In a conference call with analysts, Aetna also issued 2001 earnings targets that were lower than many analysts had anticipated. The company said it expects to post full-year earnings of $1.20 to $1.30 per share, compared with the First Call consensus estimate of $1.41 per share.
Health care analyst Todd Richter of Banc of America Securities said he was a bit surprised by the jump in Aetna's share price Monday morning, saying the company was fully expected to cut jobs, withdraw from Medicare coverage in some markets and raise prices as it continues to shrink its business. Richter, who has a neutral rating on Aetna stock, said he expects Aetna to post earnings of only $1 per share next year.
The question is, "Can they execute?" he said. "This is a company that for many years has said 'Next year is going to be a good year' and then not delivered on that promise."
Insurer continues to streamline
The cost cuts come less than a week after the company completed the sale of its international and financial services units to Dutch financial services firm ING Group in a $7.7 billion deal. Under the pact, ING offered Aetna shareholders $35.33 cash for each of their shares.
The company said as part of its cost cutting, it will pull out of unprofitable businesses. As a result, membership levels are anticipated to decline next year due to Medicare market exits, commercial HMO product withdrawals in selected markets and Prudential HealthCare membership attrition.
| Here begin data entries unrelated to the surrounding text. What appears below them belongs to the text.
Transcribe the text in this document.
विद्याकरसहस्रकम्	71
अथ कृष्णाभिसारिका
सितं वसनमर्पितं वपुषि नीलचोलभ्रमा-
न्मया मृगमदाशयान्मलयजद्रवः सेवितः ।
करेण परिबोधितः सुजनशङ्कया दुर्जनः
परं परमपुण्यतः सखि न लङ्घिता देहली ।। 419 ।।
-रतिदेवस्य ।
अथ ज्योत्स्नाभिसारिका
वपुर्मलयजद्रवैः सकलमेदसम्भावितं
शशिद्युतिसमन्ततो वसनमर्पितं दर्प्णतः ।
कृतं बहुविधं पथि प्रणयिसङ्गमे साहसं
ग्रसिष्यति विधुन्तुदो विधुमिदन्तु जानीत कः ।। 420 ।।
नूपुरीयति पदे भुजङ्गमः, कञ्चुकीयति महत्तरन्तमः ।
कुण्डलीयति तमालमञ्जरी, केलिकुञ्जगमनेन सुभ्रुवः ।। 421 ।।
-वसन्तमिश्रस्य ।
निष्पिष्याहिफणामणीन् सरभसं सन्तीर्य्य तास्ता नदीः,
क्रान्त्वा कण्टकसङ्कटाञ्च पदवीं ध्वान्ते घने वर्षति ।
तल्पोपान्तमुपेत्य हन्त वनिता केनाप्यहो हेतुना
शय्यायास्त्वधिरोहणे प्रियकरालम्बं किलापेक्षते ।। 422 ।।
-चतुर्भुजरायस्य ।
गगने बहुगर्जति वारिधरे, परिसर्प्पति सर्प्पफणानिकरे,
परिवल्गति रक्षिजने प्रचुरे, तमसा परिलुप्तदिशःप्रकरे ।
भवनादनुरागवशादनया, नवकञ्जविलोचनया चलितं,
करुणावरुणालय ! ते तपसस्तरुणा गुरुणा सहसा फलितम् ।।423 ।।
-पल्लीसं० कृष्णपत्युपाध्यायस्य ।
The company also hopes to improve profitability with "significant" price increases on health plan business renewing Jan. 1 coupled with a strong focus on disciplined underwriting, with the intent of improving medical cost ratios.
"These targeted actions are about running our business right, not just about belt tightening," Aetna CEO John W. Rowe said in his statement. "They flow not only from lower membership levels and the sale of certain businesses, but also from re-engineering decisions that will make the company more disciplined and efficient."